Having dodged the prospect of being without power and internet for a bit, I spent Sunday as I have spent most Sundays here. I walked from Barra to San Patricio for church. Stopped and chatted with acquaintances. Read. Wrote.

I was just topping up my evening walk when a Prussian formation of dark clouds moved in and graciously shared some of the moisture they had accumulated over the Pacific. Even though not part of the hurricane, they were the type of weather camp followers that major storm systems drag along with them.

And rain it did. Not like the tropical storm rains we receive. But it was sufficient.

Then it happened. The power failed. It was almost like boarding a time machine and waking up in the middle of the seventh century. Everything electronic was dead. Those powered by batteries were at the end of their day and needed charging.

So, I did something I have not done in years. I reverted to my farmer family DNA and went to bed -- simply because the sun had gone down.

When I woke up, it was still dark outside. Well, it was also dark inside because the power had not been restored.

On a normal day at that time, I would be downloading my newspaper and the daily news summary from The Economist. But I did not have enough power left on my telephone to do that. I wanted to keep some battery power in place in case I needed the telephone for some unknown emergency. I guess, though, that is why they are called emergencies.

A quick reconnoiter of the neighborhood revealed that the village had power. The only outage was in my neighborhood, and only about a block was affected there. 

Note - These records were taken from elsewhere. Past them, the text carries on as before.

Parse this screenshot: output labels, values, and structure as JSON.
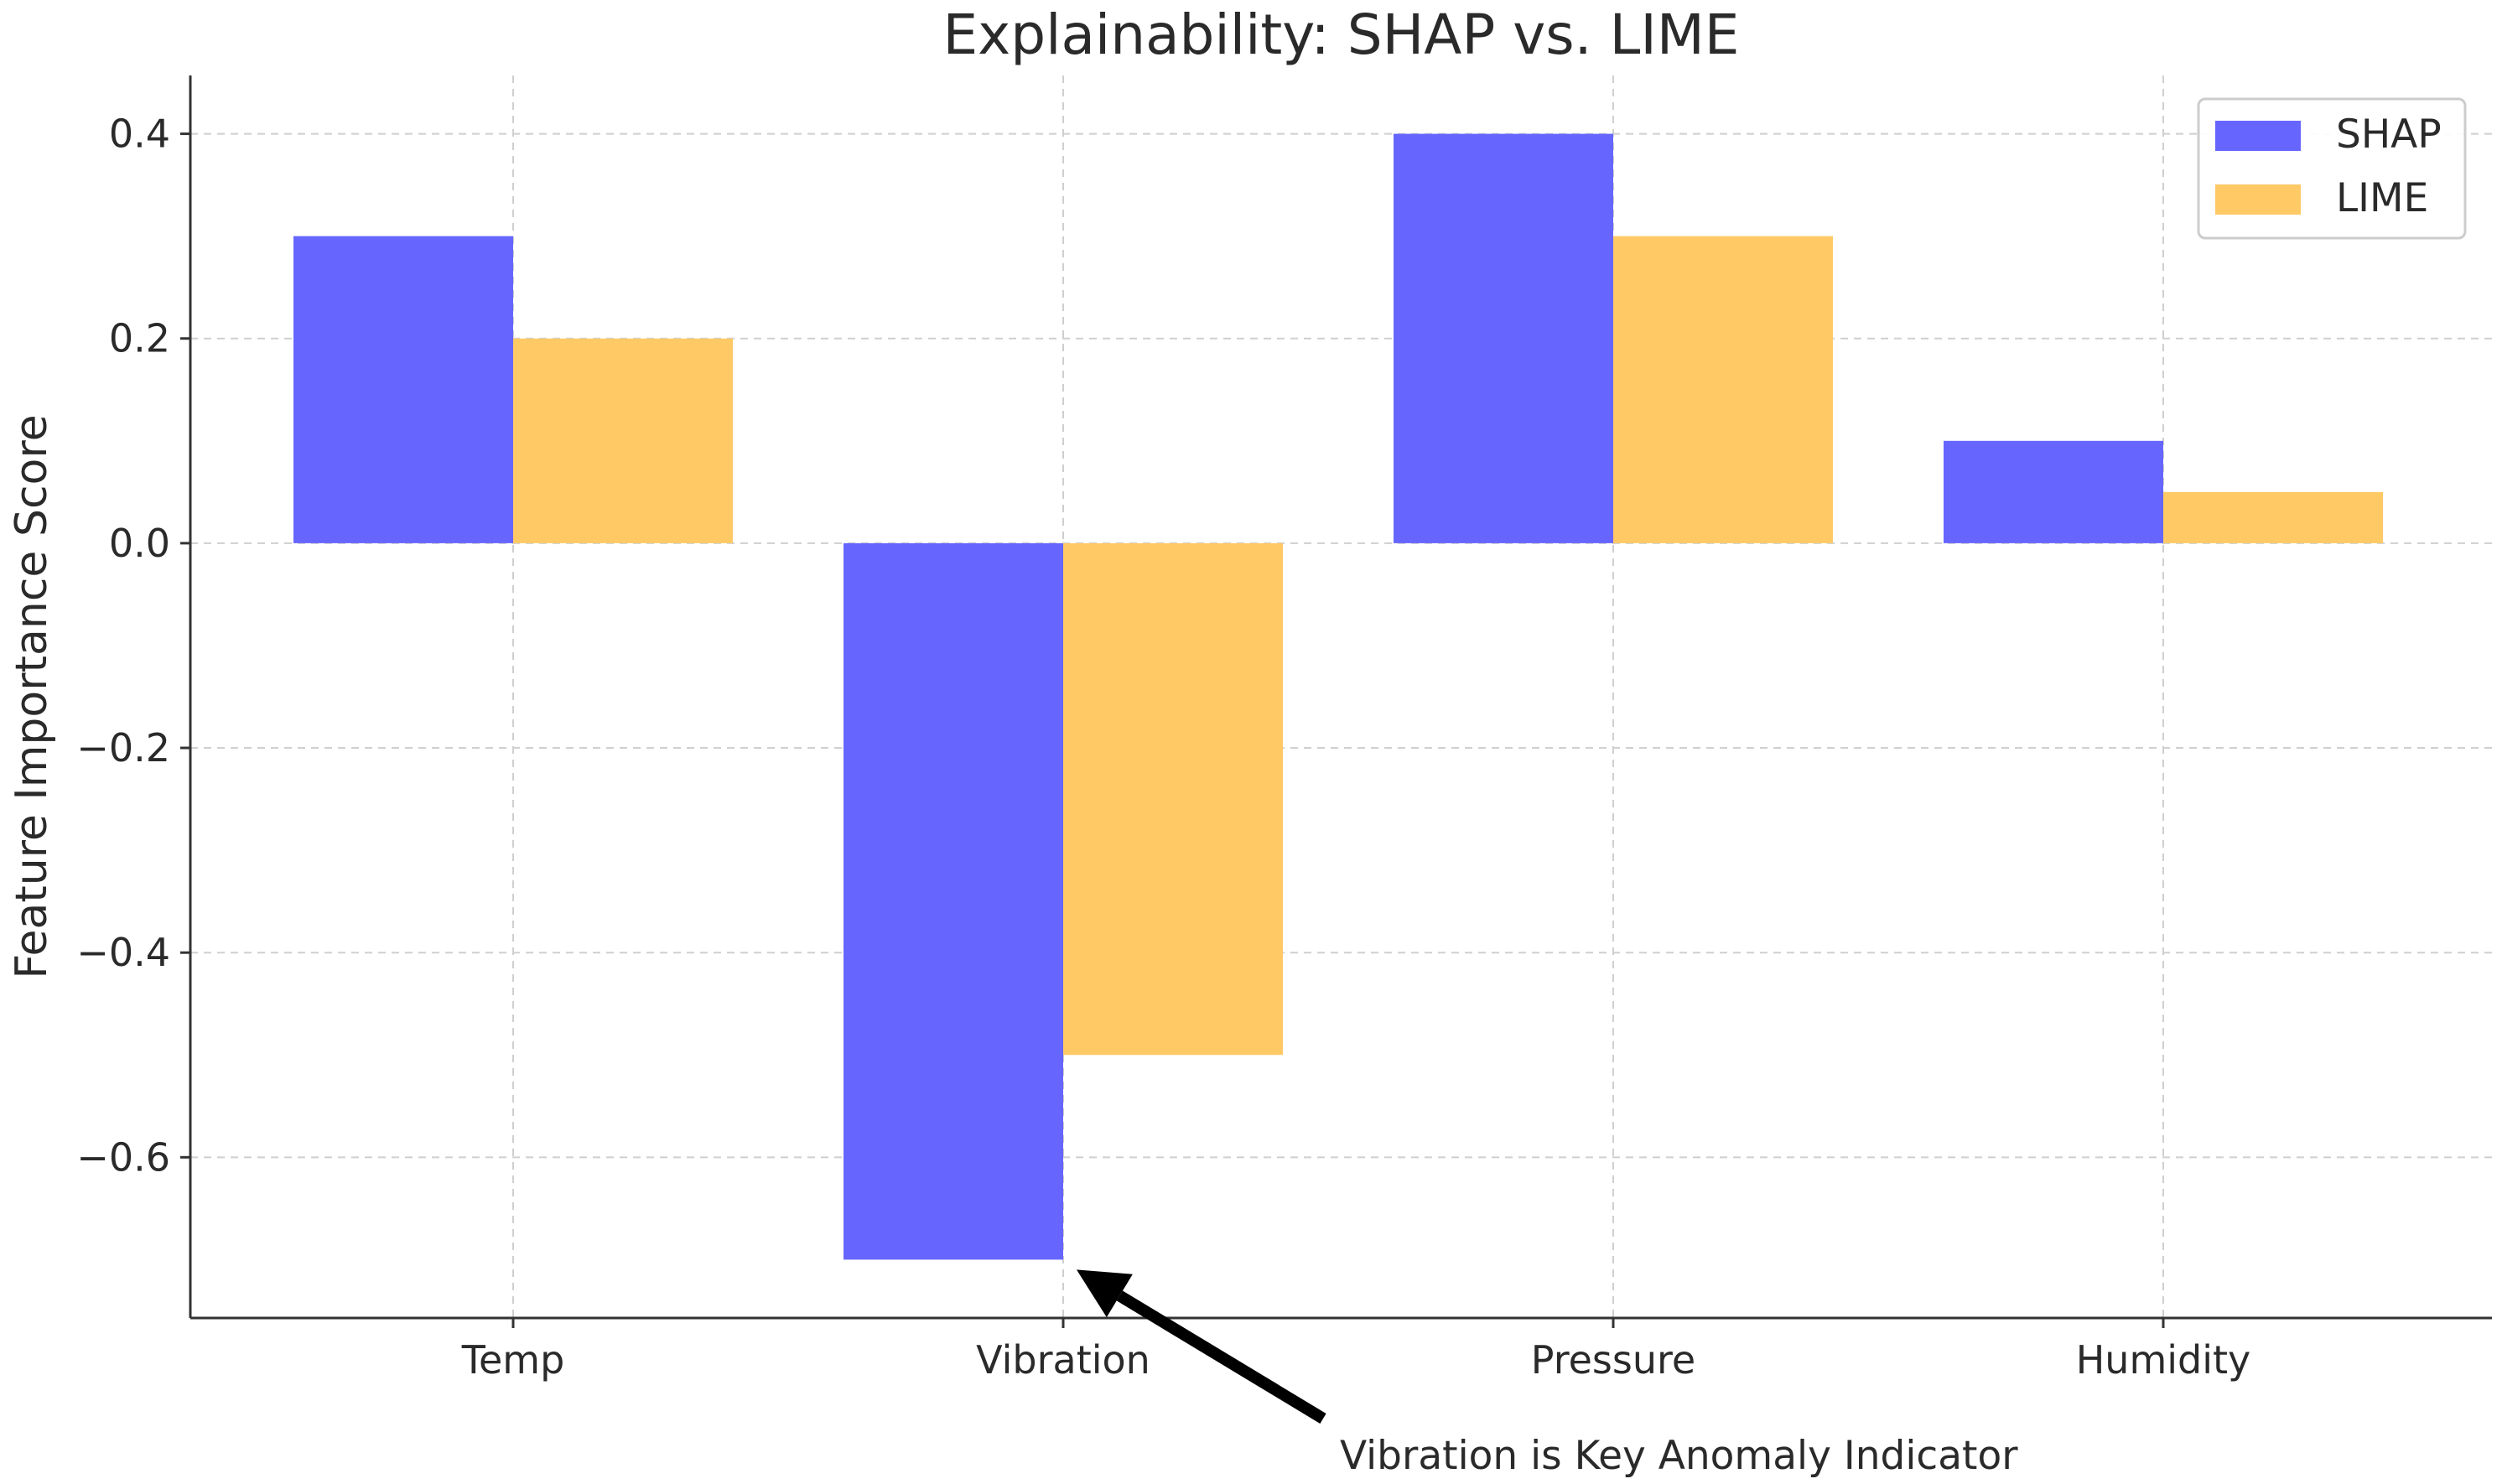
{
  "chart_data": {
    "type": "bar",
    "title": "Explainability: SHAP vs. LIME",
    "xlabel": "",
    "ylabel": "Feature Importance Score",
    "categories": [
      "Temp",
      "Vibration",
      "Pressure",
      "Humidity"
    ],
    "series": [
      {
        "name": "SHAP",
        "color": "#6666ff",
        "values": [
          0.3,
          -0.7,
          0.4,
          0.1
        ]
      },
      {
        "name": "LIME",
        "color": "#ffc966",
        "values": [
          0.2,
          -0.5,
          0.3,
          0.05
        ]
      }
    ],
    "ylim": [
      -0.757,
      0.457
    ],
    "yticks": [
      0.4,
      0.2,
      0.0,
      -0.2,
      -0.4,
      -0.6
    ],
    "ytick_labels": [
      "0.4",
      "0.2",
      "0.0",
      "−0.2",
      "−0.4",
      "−0.6"
    ],
    "grid": true,
    "legend_position": "top-right",
    "annotation": {
      "text": "Vibration is Key Anomaly Indicator",
      "points_to_category": "Vibration",
      "points_to_series": "SHAP",
      "points_to_value": -0.7
    }
  }
}
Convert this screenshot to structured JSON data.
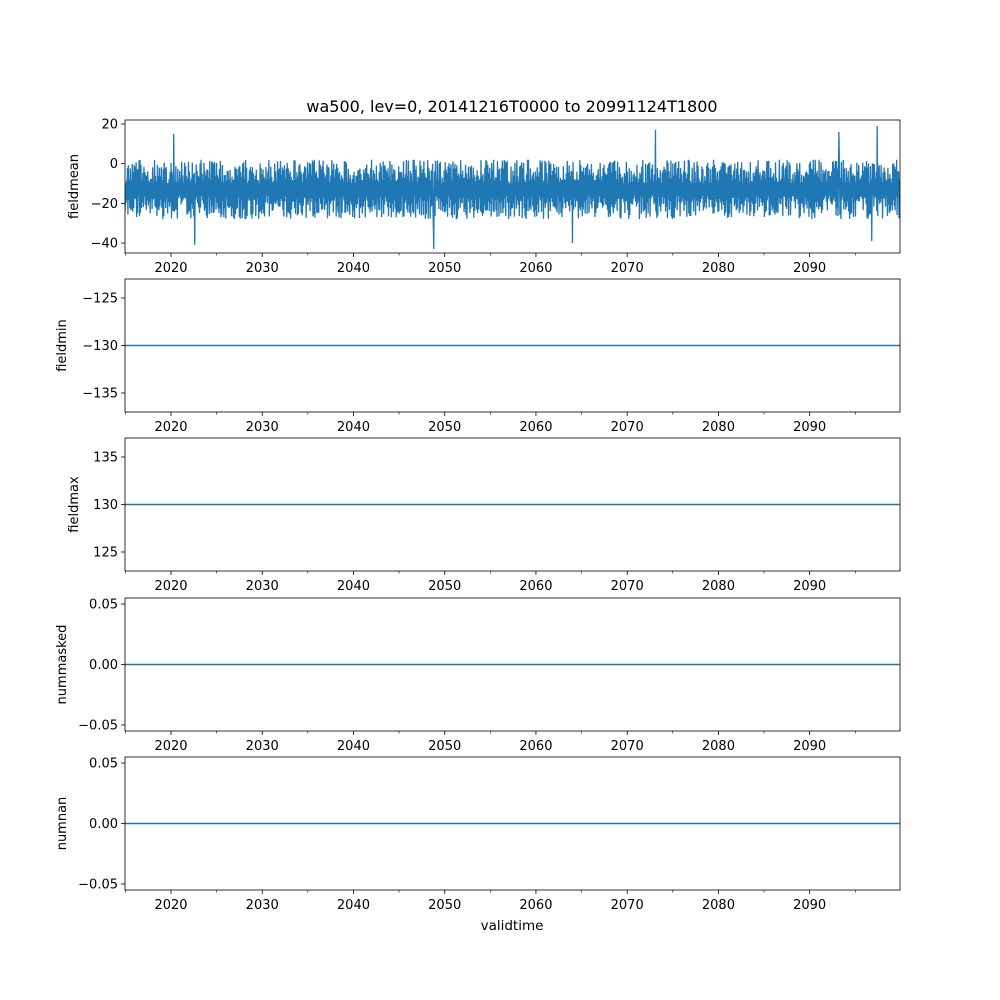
{
  "title": "wa500, lev=0, 20141216T0000 to 20991124T1800",
  "xlabel": "validtime",
  "line_color": "#1f77b4",
  "chart_data": [
    {
      "type": "line",
      "ylabel": "fieldmean",
      "xlim": [
        2014.96,
        2099.9
      ],
      "ylim": [
        -45,
        22
      ],
      "xticks": [
        2020,
        2030,
        2040,
        2050,
        2060,
        2070,
        2080,
        2090
      ],
      "xtick_labels": [
        "2020",
        "2030",
        "2040",
        "2050",
        "2060",
        "2070",
        "2080",
        "2090"
      ],
      "yticks": [
        20,
        0,
        -20,
        -40
      ],
      "ytick_labels": [
        "20",
        "0",
        "−20",
        "−40"
      ],
      "series": [
        {
          "x_range": [
            2014.96,
            2099.9
          ],
          "values_summary": {
            "typical_low": -28,
            "typical_high": 2,
            "min": -43,
            "max": 19
          },
          "extremes": [
            {
              "x": 2020.3,
              "y": 15
            },
            {
              "x": 2022.6,
              "y": -41
            },
            {
              "x": 2048.8,
              "y": -43
            },
            {
              "x": 2064.0,
              "y": -40
            },
            {
              "x": 2073.1,
              "y": 17
            },
            {
              "x": 2093.2,
              "y": 16
            },
            {
              "x": 2096.8,
              "y": -39
            },
            {
              "x": 2097.4,
              "y": 19
            }
          ]
        }
      ]
    },
    {
      "type": "line",
      "ylabel": "fieldmin",
      "xlim": [
        2014.96,
        2099.9
      ],
      "ylim": [
        -137,
        -123
      ],
      "xticks": [
        2020,
        2030,
        2040,
        2050,
        2060,
        2070,
        2080,
        2090
      ],
      "xtick_labels": [
        "2020",
        "2030",
        "2040",
        "2050",
        "2060",
        "2070",
        "2080",
        "2090"
      ],
      "yticks": [
        -125,
        -130,
        -135
      ],
      "ytick_labels": [
        "−125",
        "−130",
        "−135"
      ],
      "series": [
        {
          "x": [
            2014.96,
            2099.9
          ],
          "y": [
            -130,
            -130
          ]
        }
      ]
    },
    {
      "type": "line",
      "ylabel": "fieldmax",
      "xlim": [
        2014.96,
        2099.9
      ],
      "ylim": [
        123,
        137
      ],
      "xticks": [
        2020,
        2030,
        2040,
        2050,
        2060,
        2070,
        2080,
        2090
      ],
      "xtick_labels": [
        "2020",
        "2030",
        "2040",
        "2050",
        "2060",
        "2070",
        "2080",
        "2090"
      ],
      "yticks": [
        135,
        130,
        125
      ],
      "ytick_labels": [
        "135",
        "130",
        "125"
      ],
      "series": [
        {
          "x": [
            2014.96,
            2099.9
          ],
          "y": [
            130,
            130
          ]
        }
      ]
    },
    {
      "type": "line",
      "ylabel": "nummasked",
      "xlim": [
        2014.96,
        2099.9
      ],
      "ylim": [
        -0.055,
        0.055
      ],
      "xticks": [
        2020,
        2030,
        2040,
        2050,
        2060,
        2070,
        2080,
        2090
      ],
      "xtick_labels": [
        "2020",
        "2030",
        "2040",
        "2050",
        "2060",
        "2070",
        "2080",
        "2090"
      ],
      "yticks": [
        0.05,
        0.0,
        -0.05
      ],
      "ytick_labels": [
        "0.05",
        "0.00",
        "−0.05"
      ],
      "series": [
        {
          "x": [
            2014.96,
            2099.9
          ],
          "y": [
            0,
            0
          ]
        }
      ]
    },
    {
      "type": "line",
      "ylabel": "numnan",
      "xlim": [
        2014.96,
        2099.9
      ],
      "ylim": [
        -0.055,
        0.055
      ],
      "xticks": [
        2020,
        2030,
        2040,
        2050,
        2060,
        2070,
        2080,
        2090
      ],
      "xtick_labels": [
        "2020",
        "2030",
        "2040",
        "2050",
        "2060",
        "2070",
        "2080",
        "2090"
      ],
      "yticks": [
        0.05,
        0.0,
        -0.05
      ],
      "ytick_labels": [
        "0.05",
        "0.00",
        "−0.05"
      ],
      "series": [
        {
          "x": [
            2014.96,
            2099.9
          ],
          "y": [
            0,
            0
          ]
        }
      ]
    }
  ]
}
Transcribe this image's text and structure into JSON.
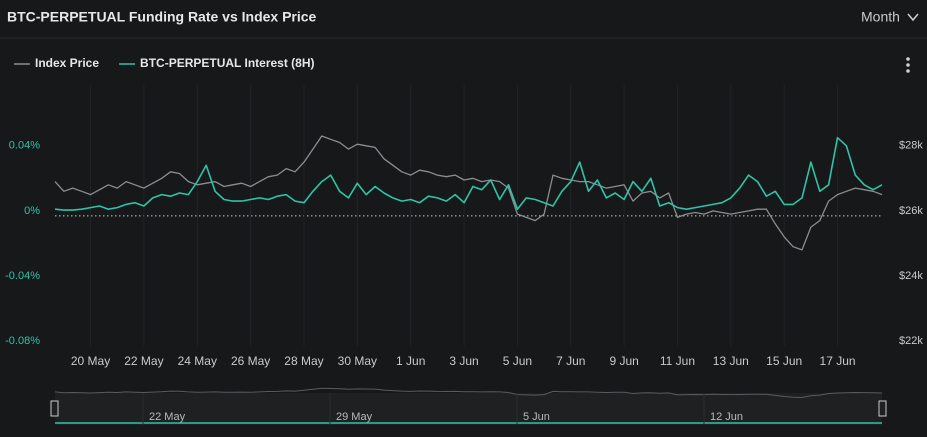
{
  "header": {
    "title": "BTC-PERPETUAL Funding Rate vs Index Price",
    "range": "Month"
  },
  "chart_data": {
    "type": "line",
    "categories": [
      null,
      null,
      null,
      null,
      "20 May",
      null,
      null,
      null,
      null,
      null,
      "22 May",
      null,
      null,
      null,
      null,
      null,
      "24 May",
      null,
      null,
      null,
      null,
      null,
      "26 May",
      null,
      null,
      null,
      null,
      null,
      "28 May",
      null,
      null,
      null,
      null,
      null,
      "30 May",
      null,
      null,
      null,
      null,
      null,
      "1 Jun",
      null,
      null,
      null,
      null,
      null,
      "3 Jun",
      null,
      null,
      null,
      null,
      null,
      "5 Jun",
      null,
      null,
      null,
      null,
      null,
      "7 Jun",
      null,
      null,
      null,
      null,
      null,
      "9 Jun",
      null,
      null,
      null,
      null,
      null,
      "11 Jun",
      null,
      null,
      null,
      null,
      null,
      "13 Jun",
      null,
      null,
      null,
      null,
      null,
      "15 Jun",
      null,
      null,
      null,
      null,
      null,
      "17 Jun",
      null,
      null,
      null,
      null,
      null
    ],
    "series": [
      {
        "name": "Index Price",
        "color": "#8c8d90",
        "axis": "y2",
        "values": [
          26900,
          26600,
          26700,
          26600,
          26500,
          26650,
          26800,
          26700,
          26900,
          26800,
          26700,
          26850,
          27000,
          27200,
          27150,
          26900,
          26800,
          26850,
          26900,
          26750,
          26800,
          26850,
          26750,
          26900,
          27050,
          27100,
          27300,
          27200,
          27500,
          27900,
          28300,
          28200,
          28100,
          27900,
          28050,
          28000,
          27950,
          27600,
          27400,
          27200,
          27100,
          27250,
          27200,
          27100,
          27050,
          27100,
          26950,
          27000,
          26900,
          26950,
          26900,
          26700,
          25900,
          25800,
          25700,
          25900,
          27100,
          27000,
          26950,
          26900,
          26900,
          26800,
          26700,
          26750,
          26800,
          26300,
          26550,
          26600,
          26400,
          26550,
          25800,
          25900,
          25950,
          25900,
          26000,
          25950,
          25900,
          25950,
          26000,
          26050,
          26050,
          25600,
          25200,
          24900,
          24800,
          25500,
          25700,
          26300,
          26500,
          26600,
          26700,
          26650,
          26600,
          26500
        ]
      },
      {
        "name": "BTC-PERPETUAL Interest (8H)",
        "color": "#2ec4a6",
        "values": [
          0.001,
          0.0005,
          0.0005,
          0.001,
          0.002,
          0.003,
          0.001,
          0.002,
          0.004,
          0.005,
          0.003,
          0.008,
          0.01,
          0.009,
          0.011,
          0.01,
          0.018,
          0.028,
          0.012,
          0.007,
          0.006,
          0.006,
          0.007,
          0.008,
          0.007,
          0.009,
          0.01,
          0.006,
          0.005,
          0.012,
          0.018,
          0.022,
          0.012,
          0.008,
          0.017,
          0.01,
          0.015,
          0.011,
          0.008,
          0.006,
          0.007,
          0.005,
          0.009,
          0.008,
          0.006,
          0.01,
          0.005,
          0.015,
          0.013,
          0.019,
          0.007,
          0.016,
          0.001,
          0.008,
          0.007,
          0.005,
          0.003,
          0.012,
          0.018,
          0.03,
          0.012,
          0.019,
          0.008,
          0.011,
          0.007,
          0.018,
          0.012,
          0.02,
          0.003,
          0.005,
          0.002,
          0.001,
          0.002,
          0.003,
          0.004,
          0.005,
          0.008,
          0.014,
          0.022,
          0.018,
          0.009,
          0.012,
          0.004,
          0.004,
          0.008,
          0.03,
          0.012,
          0.016,
          0.045,
          0.04,
          0.022,
          0.016,
          0.013,
          0.016
        ]
      }
    ],
    "ylim": [
      -0.08,
      0.07
    ],
    "yticks": [
      {
        "value": 0.04,
        "label": "0.04%"
      },
      {
        "value": 0,
        "label": "0%"
      },
      {
        "value": -0.04,
        "label": "-0.04%"
      },
      {
        "value": -0.08,
        "label": "-0.08%"
      }
    ],
    "y2lim": [
      22000,
      29500
    ],
    "y2ticks": [
      {
        "value": 28000,
        "label": "$28k"
      },
      {
        "value": 26000,
        "label": "$26k"
      },
      {
        "value": 24000,
        "label": "$24k"
      },
      {
        "value": 22000,
        "label": "$22k"
      }
    ],
    "legend": "top-left",
    "navigator_ticks": [
      "22 May",
      "29 May",
      "5 Jun",
      "12 Jun"
    ]
  }
}
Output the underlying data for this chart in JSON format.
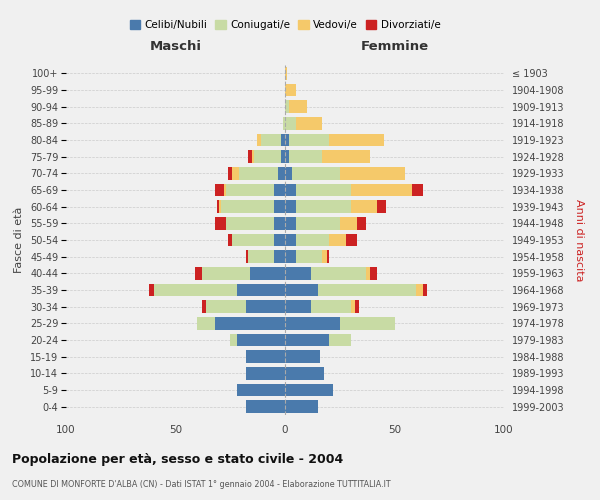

Thee way homes are hooked to the grid in my neighborhood baffles me. The house across the street does not have power. The house west of mine does. The apartment building next to me has only one unit without power; the rest are fine.

I lived in Villa Obregón for six years. When the power failed in the neighborhood, half of the neighborhood lost power; the other half did not. Odder, half of my unit would have power; the other half would not. I never did figure out why that was. I am certain there is a story there somewhere.

Because this morning's outage had stripped me of my citizenship in the twenty-first century, I decided to enjoy my non-electronic freedom. I was Prometheus unbound. On my little walk, I could have been Samuel Pepys strolling the streets of London in search of tidbits for his diary.

When I got back to the house, I did something I have been telling myself I needed to do for years. The house has two balconies that look out on the street. Because they are gated and locked, I have spent very little time on them.

Today, I unlocked the gates, brewed up a pot of green tea, dragged the chair and table out of their hurricane hiding place, and set up Mexpatriate on the cusp between my house sanctuary and the wilds of the village. 

I am not a very good relaxer. I like to have projects. To be doing something. Thus the long list of things I set each day for myself. The newspaper. My magazines. Researching. Writing. Cooking. My Spanish lesson. Tidying up the patio. Walking.

I enjoy all of them. But I know why they are on my "get it done or you are going to feel a failure" list. I just need to keep moving.

The electricity failure, having broken what would be my usual routine (a routine that relies heavily upon charged batteries), has given me an opportunity for one brief magical moment to reach out in my day -- and just rest. To prop my feet up on the edge of the balcony, sip my tea, and do -- nothing. Not even really think.

And, just as soon as I get this missive off to you, that is exactly what I am going to do.

By the way, the electricity was restored about an hour ago. But I am going to ignore it for the moment. I was patient waiting for its return. I can be just as patient waiting to use it. Mexico continues to add more virtues to quiver.